Reputation: 119
I need to do an four-fold nested repeated cross validation to train a model. I wrote the following code, which has the inner cross-validation, but now I'm struggling to create the outer.
fitControl <- trainControl(## 10-fold CV
method = "repeatedcv",
number = 10,
## repeated five times
repeats = 5,
savePredictions = TRUE,
classProbs = TRUE,
summaryFunction = twoClassSummary)
model_SVM_P <- train(Group ~ ., data = training_set,
method = "svmPoly",
trControl = fitControl,
verbose = FALSE,
tuneLength = 5)
I made an attempt to solve the problem:
ntrain=length(training_set)
train.ext=createFolds(training_set,k=4,returnTrain=TRUE)

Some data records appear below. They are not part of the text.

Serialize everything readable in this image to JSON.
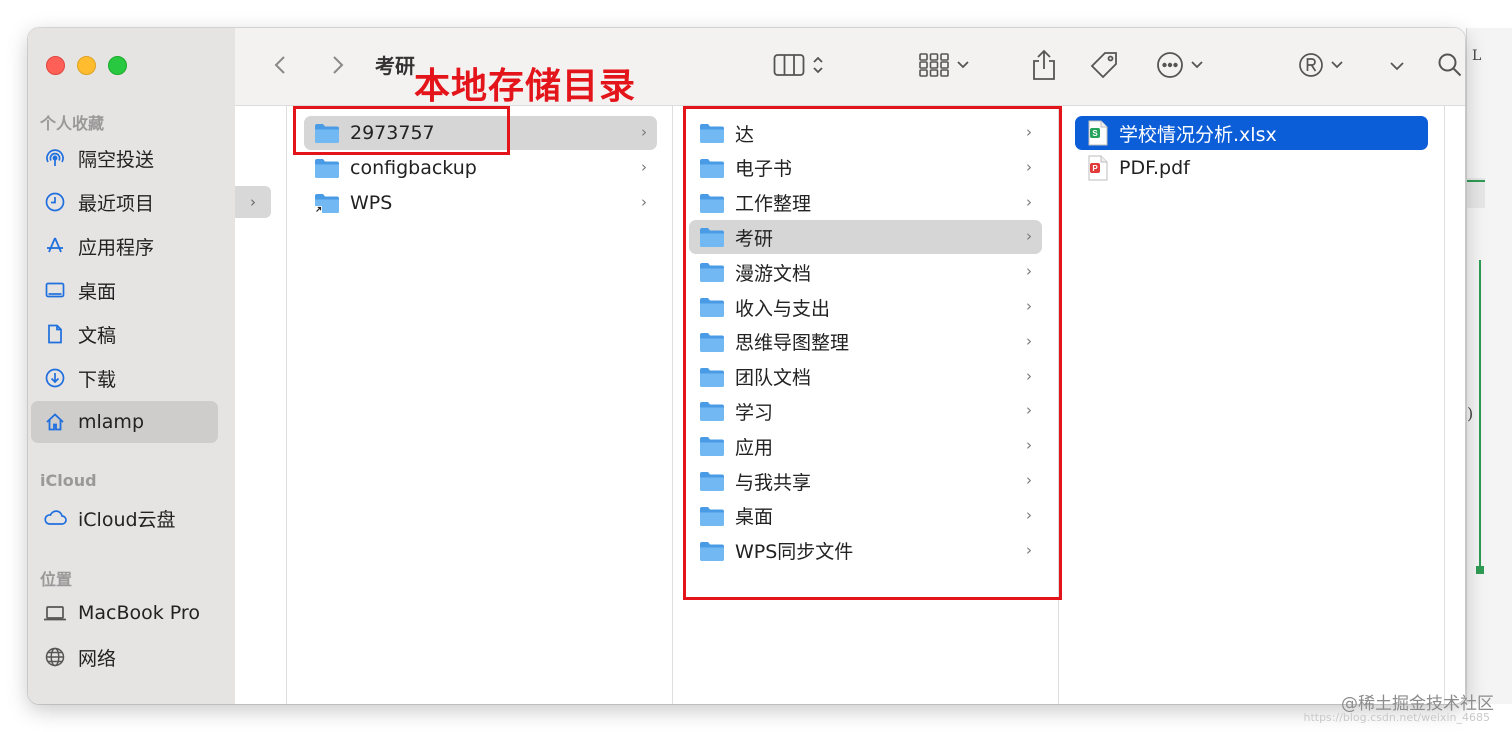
{
  "window": {
    "title": "考研"
  },
  "annotation": {
    "label": "本地存储目录"
  },
  "sidebar": {
    "favorites_header": "个人收藏",
    "favorites": [
      {
        "label": "隔空投送",
        "icon": "airdrop-icon"
      },
      {
        "label": "最近项目",
        "icon": "clock-icon"
      },
      {
        "label": "应用程序",
        "icon": "applications-icon"
      },
      {
        "label": "桌面",
        "icon": "desktop-icon"
      },
      {
        "label": "文稿",
        "icon": "document-icon"
      },
      {
        "label": "下载",
        "icon": "download-icon"
      },
      {
        "label": "mlamp",
        "icon": "home-icon"
      }
    ],
    "icloud_header": "iCloud",
    "icloud": [
      {
        "label": "iCloud云盘",
        "icon": "cloud-icon"
      }
    ],
    "locations_header": "位置",
    "locations": [
      {
        "label": "MacBook Pro",
        "icon": "laptop-icon"
      },
      {
        "label": "网络",
        "icon": "globe-icon"
      }
    ]
  },
  "columns": {
    "col1": [
      "2973757",
      "configbackup",
      "WPS"
    ],
    "col2": [
      "达",
      "电子书",
      "工作整理",
      "考研",
      "漫游文档",
      "收入与支出",
      "思维导图整理",
      "团队文档",
      "学习",
      "应用",
      "与我共享",
      "桌面",
      "WPS同步文件"
    ],
    "col3": [
      "学校情况分析.xlsx",
      "PDF.pdf"
    ]
  },
  "watermark": {
    "text": "@稀土掘金技术社区",
    "subtext": "https://blog.csdn.net/weixin_4685"
  },
  "colors": {
    "accent": "#0b5ed7",
    "annotation": "#e4141b",
    "folder": "#5aa9ec"
  }
}
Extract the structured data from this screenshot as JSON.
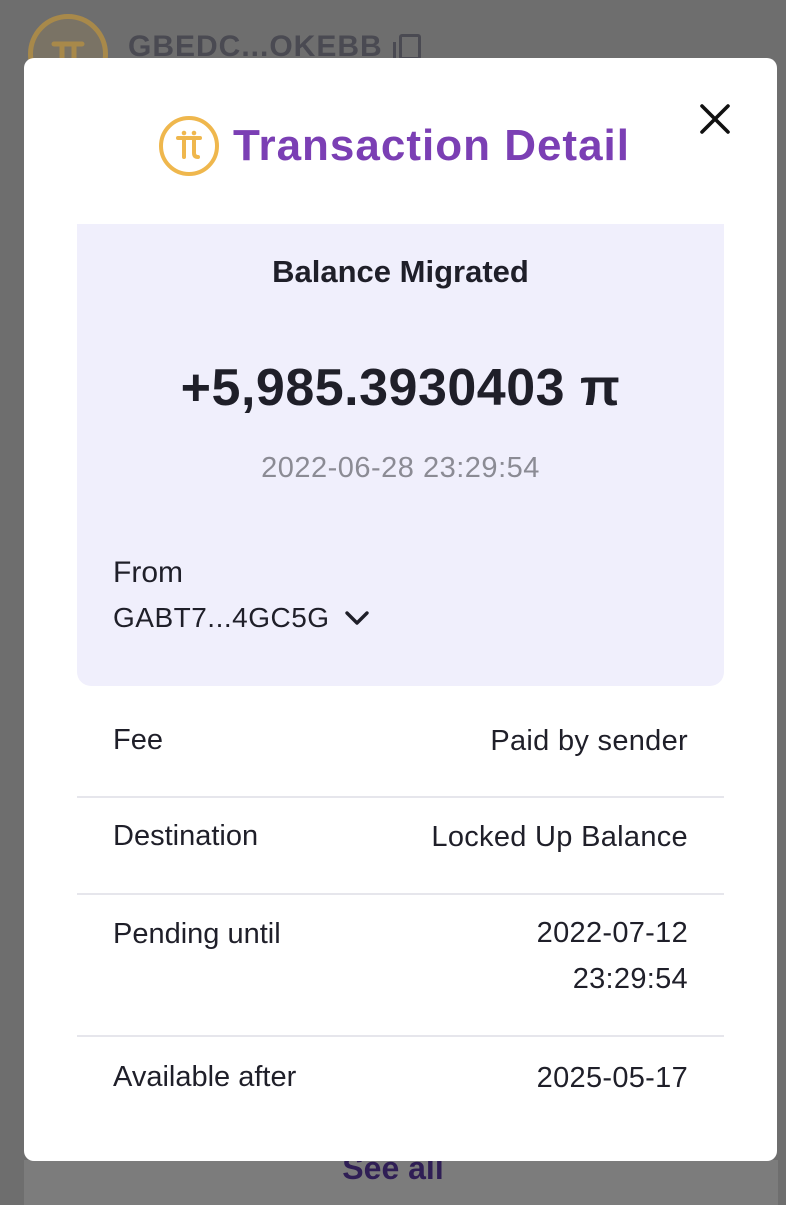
{
  "background": {
    "address_partial": "GBEDC...OKEBB",
    "see_all_label": "See all"
  },
  "modal": {
    "title": "Transaction Detail",
    "close_icon": "close-icon",
    "summary": {
      "type": "Balance Migrated",
      "amount": "+5,985.3930403 π",
      "date": "2022-06-28 23:29:54",
      "from_label": "From",
      "from_address": "GABT7...4GC5G"
    },
    "details": [
      {
        "label": "Fee",
        "value": "Paid by sender"
      },
      {
        "label": "Destination",
        "value": "Locked Up Balance"
      },
      {
        "label": "Pending until",
        "value_line1": "2022-07-12",
        "value_line2": "23:29:54"
      },
      {
        "label": "Available after",
        "value": "2025-05-17"
      }
    ]
  },
  "colors": {
    "title": "#7b3fb4",
    "pi_gold": "#efb74d",
    "summary_bg": "#f0effc",
    "overlay": "#6e6e6e"
  }
}
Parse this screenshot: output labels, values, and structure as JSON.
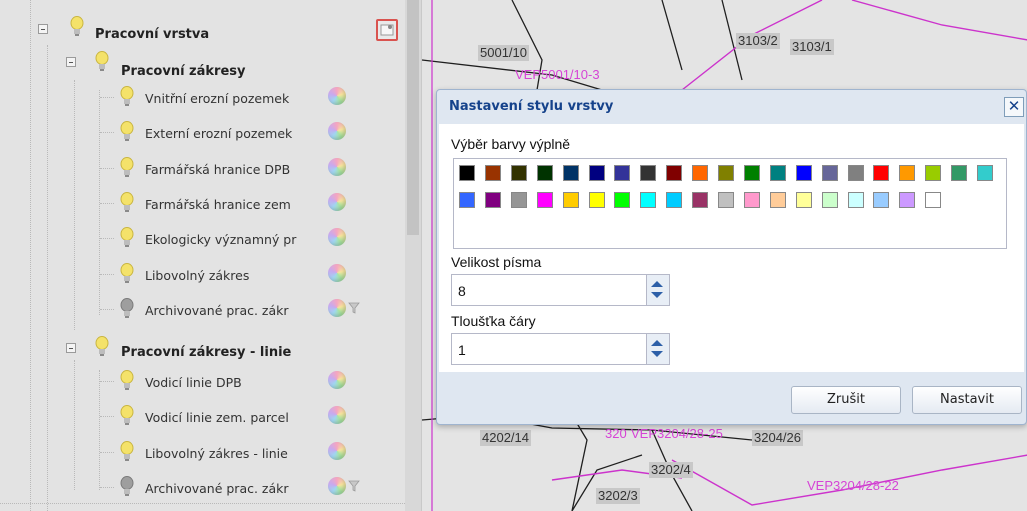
{
  "tree": {
    "groups": [
      {
        "label": "Pracovní vrstva"
      },
      {
        "label": "Pracovní zákresy"
      },
      {
        "label": "Pracovní zákresy - linie"
      }
    ],
    "layers_1": [
      {
        "label": "Vnitřní erozní pozemek",
        "active": true
      },
      {
        "label": "Externí erozní pozemek",
        "active": true
      },
      {
        "label": "Farmářská hranice DPB",
        "active": true
      },
      {
        "label": "Farmářská hranice zem",
        "active": true
      },
      {
        "label": "Ekologicky významný pr",
        "active": true
      },
      {
        "label": "Libovolný zákres",
        "active": true
      },
      {
        "label": "Archivované prac. zákr",
        "active": false
      }
    ],
    "layers_2": [
      {
        "label": "Vodicí linie DPB",
        "active": true
      },
      {
        "label": "Vodicí linie zem. parcel",
        "active": true
      },
      {
        "label": "Libovolný zákres - linie",
        "active": true
      },
      {
        "label": "Archivované prac. zákr",
        "active": false
      }
    ]
  },
  "map": {
    "labels": [
      "5001/10",
      "VEP5001/10-3",
      "3103/2",
      "3103/1",
      "4202/14",
      "320",
      "VEP3204/28-25",
      "3204/26",
      "3202/4",
      "3202/3",
      "VEP3204/28-22"
    ]
  },
  "dialog": {
    "title": "Nastavení stylu vrstvy",
    "close_label": "✕",
    "fill_color_label": "Výběr barvy výplně",
    "font_size_label": "Velikost písma",
    "font_size_value": "8",
    "line_width_label": "Tloušťka čáry",
    "line_width_value": "1",
    "cancel_label": "Zrušit",
    "apply_label": "Nastavit",
    "colors_row1": [
      "#000000",
      "#993300",
      "#333300",
      "#003300",
      "#003366",
      "#000080",
      "#333399",
      "#333333",
      "#800000",
      "#ff6600",
      "#808000",
      "#008000",
      "#008080",
      "#0000ff",
      "#666699",
      "#808080",
      "#ff0000",
      "#ff9900",
      "#99cc00",
      "#339966",
      "#33cccc"
    ],
    "colors_row2": [
      "#3366ff",
      "#800080",
      "#969696",
      "#ff00ff",
      "#ffcc00",
      "#ffff00",
      "#00ff00",
      "#00ffff",
      "#00ccff",
      "#993366",
      "#c0c0c0",
      "#ff99cc",
      "#ffcc99",
      "#ffff99",
      "#ccffcc",
      "#ccffff",
      "#99ccff",
      "#cc99ff",
      "#ffffff"
    ]
  }
}
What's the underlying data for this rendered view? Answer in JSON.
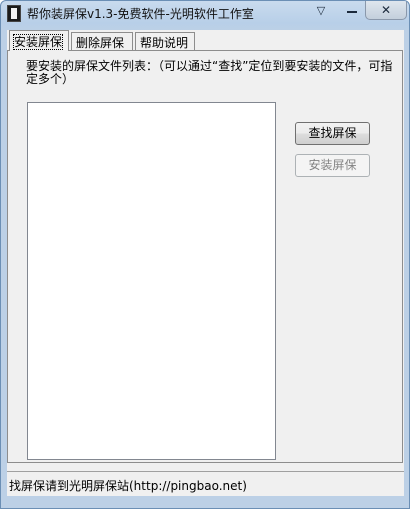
{
  "window": {
    "title": "帮你装屏保v1.3-免费软件-光明软件工作室",
    "icon": "screensaver-app-icon",
    "controls": {
      "dropdown": "▽",
      "minimize": "minimize-icon",
      "close": "✕"
    }
  },
  "tabs": [
    {
      "label": "安装屏保",
      "active": true
    },
    {
      "label": "删除屏保",
      "active": false
    },
    {
      "label": "帮助说明",
      "active": false
    }
  ],
  "install_panel": {
    "instruction": "要安装的屏保文件列表：（可以通过“查找”定位到要安装的文件，可指定多个）",
    "file_list_items": [],
    "find_button": "查找屏保",
    "install_button": "安装屏保",
    "install_button_enabled": false
  },
  "status_bar": {
    "text": "找屏保请到光明屏保站(http://pingbao.net)"
  },
  "colors": {
    "frame": "#bcd0e6",
    "panel": "#f0f0f0",
    "disabled_text": "#838383"
  }
}
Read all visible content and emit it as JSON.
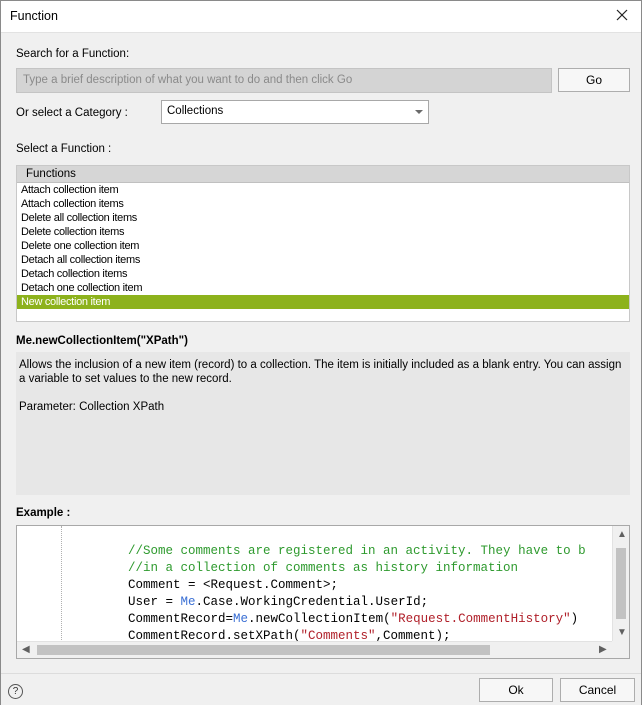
{
  "window": {
    "title": "Function"
  },
  "search": {
    "label": "Search for a Function:",
    "placeholder": "Type a brief description of what you want to do and then click Go",
    "go_label": "Go"
  },
  "category": {
    "label": "Or select a Category :",
    "selected": "Collections"
  },
  "functions": {
    "label": "Select a Function :",
    "header": "Functions",
    "items": [
      "Attach collection item",
      "Attach collection items",
      "Delete all collection items",
      "Delete collection items",
      "Delete one collection item",
      "Detach all collection items",
      "Detach collection items",
      "Detach one collection item",
      "New collection item"
    ],
    "selected_index": 8
  },
  "detail": {
    "signature": "Me.newCollectionItem(\"XPath\")",
    "description_lines": [
      "Allows the inclusion of a new item (record) to a collection. The item is initially included as a blank entry. You can assign",
      "a variable to set values to the new record.",
      "",
      "Parameter: Collection XPath"
    ]
  },
  "example": {
    "label": "Example :",
    "code_lines": [
      [
        {
          "t": "//Some comments are registered in an activity. They have to b",
          "c": "comment"
        }
      ],
      [
        {
          "t": "//in a collection of comments as history information",
          "c": "comment"
        }
      ],
      [
        {
          "t": "Comment = <Request.Comment>;",
          "c": "text"
        }
      ],
      [
        {
          "t": "User = ",
          "c": "text"
        },
        {
          "t": "Me",
          "c": "me"
        },
        {
          "t": ".Case.WorkingCredential.UserId;",
          "c": "text"
        }
      ],
      [
        {
          "t": "CommentRecord=",
          "c": "text"
        },
        {
          "t": "Me",
          "c": "me"
        },
        {
          "t": ".newCollectionItem(",
          "c": "text"
        },
        {
          "t": "\"Request.CommentHistory\"",
          "c": "str"
        },
        {
          "t": ")",
          "c": "text"
        }
      ],
      [
        {
          "t": "CommentRecord.setXPath(",
          "c": "text"
        },
        {
          "t": "\"Comments\"",
          "c": "str"
        },
        {
          "t": ",Comment);",
          "c": "text"
        }
      ]
    ]
  },
  "footer": {
    "ok_label": "Ok",
    "cancel_label": "Cancel",
    "help_glyph": "?"
  },
  "colors": {
    "selection": "#8db21c",
    "comment": "#2e9a2e",
    "keyword": "#3a6fd4",
    "string": "#b0202a"
  },
  "icons": [
    "close-icon",
    "dropdown-caret-icon",
    "help-icon",
    "scroll-up-arrow-icon",
    "scroll-down-arrow-icon",
    "scroll-left-arrow-icon",
    "scroll-right-arrow-icon"
  ]
}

test.ext=lapply(train.ext,function(x) (1:ntrain)[-x])
for (i in 1:4){
model_SVM_P <- train(Group ~ ., data = training_set[train.ext[[i]]],
method = "svmRadial",
trControl = fitControl,
verbose = FALSE,
tuneLength = 5)
}
But it didn't worked. How can I do this outer loop?
Upvotes: 2
Views: 1654
Reputation: 7141
The rsample
package has implemented the outer loop in the nested_cv()
function, see documentation.
To evaluate the models trained by nested_cv, have a look at this vignette which shows where the "heavylifting" is done:
# `object` is an `rsplit` object in `results$inner_resamples`
summarize_tune_results <- function(object) {
# Return row-bound tibble that has the 25 bootstrap results
map_df(object$splits, tune_over_cost) %>%
# For each value of the tuning parameter, compute the
# average RMSE which is the inner bootstrap estimate.
group_by(cost) %>%
summarize(mean_RMSE = mean(RMSE, na.rm = TRUE),
n = length(RMSE),
.groups = "drop")
}
tuning_results <- map(results$inner_resamples, summarize_tune_results)
This code applies the tune_over_cost
function on every hyperparameter and split (or fold) of the training data which is here called "assessment data".
Please check out the vignette for more useful code including parallelization.
Upvotes: 1